In fact, researchers found “increasing evidence that there is overall less fire in the landscape today than there has been centuries ago.”

“Yet many consider wildfire as an accelerating problem, with widely held perceptions both in the media and scientific papers of increasing fire occurrence, severity and resulting losses,” Drs. Stefan Doerr and Cristina Santin of Swansea University in Wales, wrote in their study.

“However, important exceptions aside, the quantitative evidence available does not support these perceived overall trends,” they wrote.

The study comes as Canadian firefighters continue to put out a massive blaze in Alberta. For weeks, firefighters have been stamping out the Alberta fire, which forced 90,000 people out of their homes in Fort McMurray.

The fire’s consumed little over 2,000 square miles and shut down about half of the region’s oil production. People can expect to return to their homes in June depending on air quality and other factors.

It wasn’t long before liberal writers and environmentalists blamed the massive blaze on man-made global warming. Slate’s Eric Holthaus ran the headline “Wildfire Rips Through Canadian City, Forcing 80,000 to Flee. This Is Climate Change.”

“One thing that is certain is that this fire has a clear link to climate change,” he wrote. “Canada’s northern forests have been burning more frequently over recent decades as temperatures there are rising at twice the rate of the global average.”

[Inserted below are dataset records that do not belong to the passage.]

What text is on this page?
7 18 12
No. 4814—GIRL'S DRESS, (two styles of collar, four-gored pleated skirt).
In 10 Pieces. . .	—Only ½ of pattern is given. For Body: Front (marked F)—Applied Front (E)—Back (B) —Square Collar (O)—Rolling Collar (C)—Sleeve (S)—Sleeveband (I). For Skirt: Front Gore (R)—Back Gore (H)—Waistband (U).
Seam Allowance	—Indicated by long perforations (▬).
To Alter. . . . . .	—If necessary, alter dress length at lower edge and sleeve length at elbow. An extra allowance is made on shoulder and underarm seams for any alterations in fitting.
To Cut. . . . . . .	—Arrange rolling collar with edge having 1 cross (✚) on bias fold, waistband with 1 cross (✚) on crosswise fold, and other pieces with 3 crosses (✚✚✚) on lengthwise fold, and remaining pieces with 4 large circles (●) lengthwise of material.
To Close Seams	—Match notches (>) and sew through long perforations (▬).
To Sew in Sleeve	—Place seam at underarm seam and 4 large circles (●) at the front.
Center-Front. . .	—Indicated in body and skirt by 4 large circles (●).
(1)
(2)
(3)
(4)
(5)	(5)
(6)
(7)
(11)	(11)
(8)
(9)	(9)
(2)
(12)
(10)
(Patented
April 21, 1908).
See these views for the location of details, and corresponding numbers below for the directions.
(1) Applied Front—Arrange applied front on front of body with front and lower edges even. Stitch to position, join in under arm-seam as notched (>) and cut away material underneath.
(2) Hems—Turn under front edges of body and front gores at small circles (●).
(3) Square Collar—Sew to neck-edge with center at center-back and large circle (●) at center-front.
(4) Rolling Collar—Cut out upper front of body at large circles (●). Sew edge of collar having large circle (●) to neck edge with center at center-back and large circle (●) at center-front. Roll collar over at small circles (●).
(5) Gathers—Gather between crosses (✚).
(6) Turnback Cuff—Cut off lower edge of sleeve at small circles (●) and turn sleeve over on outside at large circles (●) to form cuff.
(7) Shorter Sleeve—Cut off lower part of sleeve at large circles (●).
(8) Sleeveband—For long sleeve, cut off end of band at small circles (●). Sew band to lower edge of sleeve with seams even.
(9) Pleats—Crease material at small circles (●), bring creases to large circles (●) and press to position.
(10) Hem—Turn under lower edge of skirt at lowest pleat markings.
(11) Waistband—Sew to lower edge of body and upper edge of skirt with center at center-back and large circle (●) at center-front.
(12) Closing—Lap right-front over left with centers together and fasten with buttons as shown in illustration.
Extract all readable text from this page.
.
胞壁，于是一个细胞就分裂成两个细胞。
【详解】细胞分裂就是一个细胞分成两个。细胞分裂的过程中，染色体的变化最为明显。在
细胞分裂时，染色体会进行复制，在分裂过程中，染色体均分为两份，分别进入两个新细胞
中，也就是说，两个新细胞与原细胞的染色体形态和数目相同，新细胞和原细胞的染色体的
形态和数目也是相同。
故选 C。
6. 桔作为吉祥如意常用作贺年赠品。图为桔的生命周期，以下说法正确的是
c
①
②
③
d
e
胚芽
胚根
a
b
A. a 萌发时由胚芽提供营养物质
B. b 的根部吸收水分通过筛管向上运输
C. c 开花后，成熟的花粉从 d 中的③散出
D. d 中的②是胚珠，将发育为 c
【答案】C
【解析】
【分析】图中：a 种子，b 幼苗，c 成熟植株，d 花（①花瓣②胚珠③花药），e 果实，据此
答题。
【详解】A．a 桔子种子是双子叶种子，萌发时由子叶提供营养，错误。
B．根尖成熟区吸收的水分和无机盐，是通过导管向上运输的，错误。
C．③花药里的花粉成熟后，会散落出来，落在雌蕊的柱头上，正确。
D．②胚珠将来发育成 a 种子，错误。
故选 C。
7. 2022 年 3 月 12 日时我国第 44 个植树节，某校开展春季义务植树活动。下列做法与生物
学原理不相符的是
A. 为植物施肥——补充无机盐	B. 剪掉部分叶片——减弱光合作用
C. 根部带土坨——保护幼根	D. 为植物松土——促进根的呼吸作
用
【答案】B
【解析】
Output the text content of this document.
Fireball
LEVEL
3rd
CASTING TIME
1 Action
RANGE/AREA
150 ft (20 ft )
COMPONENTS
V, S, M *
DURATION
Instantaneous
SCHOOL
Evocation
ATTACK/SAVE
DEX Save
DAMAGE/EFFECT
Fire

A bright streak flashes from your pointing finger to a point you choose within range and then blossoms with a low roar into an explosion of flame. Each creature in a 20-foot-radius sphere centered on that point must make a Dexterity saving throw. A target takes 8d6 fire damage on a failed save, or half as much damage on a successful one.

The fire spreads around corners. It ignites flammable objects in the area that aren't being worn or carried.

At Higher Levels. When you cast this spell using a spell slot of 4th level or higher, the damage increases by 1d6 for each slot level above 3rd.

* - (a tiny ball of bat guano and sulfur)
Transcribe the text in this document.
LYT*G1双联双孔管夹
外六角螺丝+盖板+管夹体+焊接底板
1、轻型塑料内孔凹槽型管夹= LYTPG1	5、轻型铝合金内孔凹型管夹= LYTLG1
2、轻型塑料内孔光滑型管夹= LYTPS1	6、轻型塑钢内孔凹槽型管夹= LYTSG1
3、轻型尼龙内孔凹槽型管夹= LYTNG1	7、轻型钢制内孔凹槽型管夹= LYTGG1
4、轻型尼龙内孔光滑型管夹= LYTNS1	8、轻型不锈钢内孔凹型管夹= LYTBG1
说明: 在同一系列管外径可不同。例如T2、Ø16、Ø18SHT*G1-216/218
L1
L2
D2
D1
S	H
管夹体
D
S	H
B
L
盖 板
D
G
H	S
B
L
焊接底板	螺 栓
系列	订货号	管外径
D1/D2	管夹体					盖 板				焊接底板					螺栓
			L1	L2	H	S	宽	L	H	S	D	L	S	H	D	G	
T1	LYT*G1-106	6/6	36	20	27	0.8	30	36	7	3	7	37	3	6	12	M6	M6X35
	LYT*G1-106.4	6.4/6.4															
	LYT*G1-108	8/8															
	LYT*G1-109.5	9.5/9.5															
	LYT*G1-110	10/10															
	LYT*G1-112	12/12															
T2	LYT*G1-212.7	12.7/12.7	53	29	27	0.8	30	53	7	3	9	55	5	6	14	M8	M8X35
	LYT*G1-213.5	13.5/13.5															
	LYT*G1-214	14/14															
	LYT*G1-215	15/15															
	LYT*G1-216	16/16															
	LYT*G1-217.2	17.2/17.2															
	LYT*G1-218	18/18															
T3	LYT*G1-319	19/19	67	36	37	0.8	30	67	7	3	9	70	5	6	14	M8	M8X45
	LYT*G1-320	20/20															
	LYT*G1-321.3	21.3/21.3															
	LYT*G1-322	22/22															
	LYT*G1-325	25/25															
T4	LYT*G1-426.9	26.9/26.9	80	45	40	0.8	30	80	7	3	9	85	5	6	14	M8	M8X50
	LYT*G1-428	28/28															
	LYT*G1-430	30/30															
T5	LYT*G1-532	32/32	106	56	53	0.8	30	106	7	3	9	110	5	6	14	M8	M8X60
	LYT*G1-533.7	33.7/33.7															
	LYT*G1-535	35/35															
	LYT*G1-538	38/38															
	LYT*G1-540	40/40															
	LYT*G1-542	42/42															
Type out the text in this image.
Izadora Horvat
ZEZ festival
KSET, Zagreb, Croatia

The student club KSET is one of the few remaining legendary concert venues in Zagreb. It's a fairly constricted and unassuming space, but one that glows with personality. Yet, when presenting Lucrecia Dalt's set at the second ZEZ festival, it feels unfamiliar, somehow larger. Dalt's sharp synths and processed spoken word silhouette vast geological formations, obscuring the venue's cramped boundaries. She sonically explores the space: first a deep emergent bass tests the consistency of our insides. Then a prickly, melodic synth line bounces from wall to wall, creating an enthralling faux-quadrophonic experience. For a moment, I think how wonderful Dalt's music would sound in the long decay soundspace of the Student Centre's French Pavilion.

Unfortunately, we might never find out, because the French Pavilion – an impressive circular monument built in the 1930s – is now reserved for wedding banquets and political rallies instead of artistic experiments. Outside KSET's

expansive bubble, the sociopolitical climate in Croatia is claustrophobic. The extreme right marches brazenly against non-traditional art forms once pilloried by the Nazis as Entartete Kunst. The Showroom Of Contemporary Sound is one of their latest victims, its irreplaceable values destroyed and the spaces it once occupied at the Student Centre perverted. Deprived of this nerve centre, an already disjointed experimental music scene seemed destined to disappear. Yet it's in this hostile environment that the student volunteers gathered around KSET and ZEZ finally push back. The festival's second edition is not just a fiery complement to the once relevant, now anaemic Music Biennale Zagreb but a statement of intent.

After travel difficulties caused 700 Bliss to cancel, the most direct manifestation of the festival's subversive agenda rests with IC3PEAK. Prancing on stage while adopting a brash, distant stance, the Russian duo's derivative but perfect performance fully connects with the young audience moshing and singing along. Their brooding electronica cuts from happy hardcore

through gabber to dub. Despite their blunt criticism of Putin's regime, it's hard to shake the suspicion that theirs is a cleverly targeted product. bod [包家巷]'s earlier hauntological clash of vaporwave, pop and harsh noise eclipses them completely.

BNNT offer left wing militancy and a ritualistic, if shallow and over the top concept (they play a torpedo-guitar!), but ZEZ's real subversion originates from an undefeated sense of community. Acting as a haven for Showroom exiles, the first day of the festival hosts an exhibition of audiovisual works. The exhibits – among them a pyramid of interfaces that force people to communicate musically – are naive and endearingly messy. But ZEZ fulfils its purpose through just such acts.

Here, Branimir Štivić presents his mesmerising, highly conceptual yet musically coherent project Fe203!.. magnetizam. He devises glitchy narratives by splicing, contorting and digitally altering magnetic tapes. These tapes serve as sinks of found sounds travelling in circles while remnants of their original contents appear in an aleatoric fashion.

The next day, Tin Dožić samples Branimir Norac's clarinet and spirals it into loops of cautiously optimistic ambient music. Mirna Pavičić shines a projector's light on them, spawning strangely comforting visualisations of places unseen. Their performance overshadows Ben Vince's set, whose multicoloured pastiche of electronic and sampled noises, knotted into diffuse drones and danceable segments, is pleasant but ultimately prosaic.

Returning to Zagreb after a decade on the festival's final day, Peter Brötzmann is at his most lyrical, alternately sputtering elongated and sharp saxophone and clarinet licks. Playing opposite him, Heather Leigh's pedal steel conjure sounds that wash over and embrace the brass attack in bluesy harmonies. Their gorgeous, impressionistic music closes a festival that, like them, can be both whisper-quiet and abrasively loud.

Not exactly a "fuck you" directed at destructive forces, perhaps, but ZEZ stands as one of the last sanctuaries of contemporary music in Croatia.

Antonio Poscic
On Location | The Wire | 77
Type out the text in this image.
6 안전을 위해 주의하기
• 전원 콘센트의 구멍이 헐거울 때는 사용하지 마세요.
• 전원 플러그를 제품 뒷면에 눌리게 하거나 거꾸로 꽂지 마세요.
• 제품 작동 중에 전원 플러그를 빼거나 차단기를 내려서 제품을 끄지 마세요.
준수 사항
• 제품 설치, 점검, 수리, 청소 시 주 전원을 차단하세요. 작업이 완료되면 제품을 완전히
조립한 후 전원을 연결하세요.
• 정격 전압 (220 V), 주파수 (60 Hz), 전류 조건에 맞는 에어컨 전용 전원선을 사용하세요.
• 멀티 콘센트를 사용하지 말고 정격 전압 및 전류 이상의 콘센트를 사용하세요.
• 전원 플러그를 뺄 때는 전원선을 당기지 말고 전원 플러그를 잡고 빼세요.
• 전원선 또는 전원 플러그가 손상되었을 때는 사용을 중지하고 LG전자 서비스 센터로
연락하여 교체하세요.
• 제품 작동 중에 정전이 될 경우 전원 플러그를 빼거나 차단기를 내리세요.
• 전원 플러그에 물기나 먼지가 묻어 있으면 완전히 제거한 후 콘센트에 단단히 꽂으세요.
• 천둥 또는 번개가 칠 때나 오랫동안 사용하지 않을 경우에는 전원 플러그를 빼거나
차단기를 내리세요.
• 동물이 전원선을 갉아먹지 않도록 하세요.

The New Yorker’s Elizabeth Kolbert wrote “it’s tough to pin any particular disaster on climate change, in the case of Fort McMurray the link is pretty compelling.”

“In Canada, and also in the United States and much of the rest of the world, higher temperatures have been extending the wildfire season,” she wrote. “Last year, wildfires consumed ten million acres in the U.S., which was the largest area of any year on record.”

Not everyone agreed. Holthaus and Kolbert were countered by Blair King, an environmental scientist, who wrote in The Huffington Post that activists “do not appear to understand that El Nino, not climate change, is responsible for the warm, dry winter.”

“Bad information makes for bad decisions, and attributing the forest fire to climate change would mean advancing bad information over good,” he wrote.

What’s more is Fort McMurray sits in a boreal forest — a fire-reliant ecosystem. Fire suppression techniques have allowed lots of trees to grow old, making them much more susceptible to burning and leaving lots of fuel for future fires.

“Essentially the report acknowledged that the trees surrounding Fort McMurray are hard-wired for fire and if they are not managed properly then these types of catastrophic fires will become more common,” King wrote.

The Swansea study seems to support arguments wildfires aren’t increasing, but researchers were still concerned that future warming could, in fact, increase wildfire risks.

“The warming climate, which is predicted to result in more severe fire weather in many regions of the globe in this century, will probably contribute further to both perceived and actual risks to lives, health and infrastructure,” researchers wrote. “Therefore the need for human societies to coexist with fire will continue, and may increase in the future.”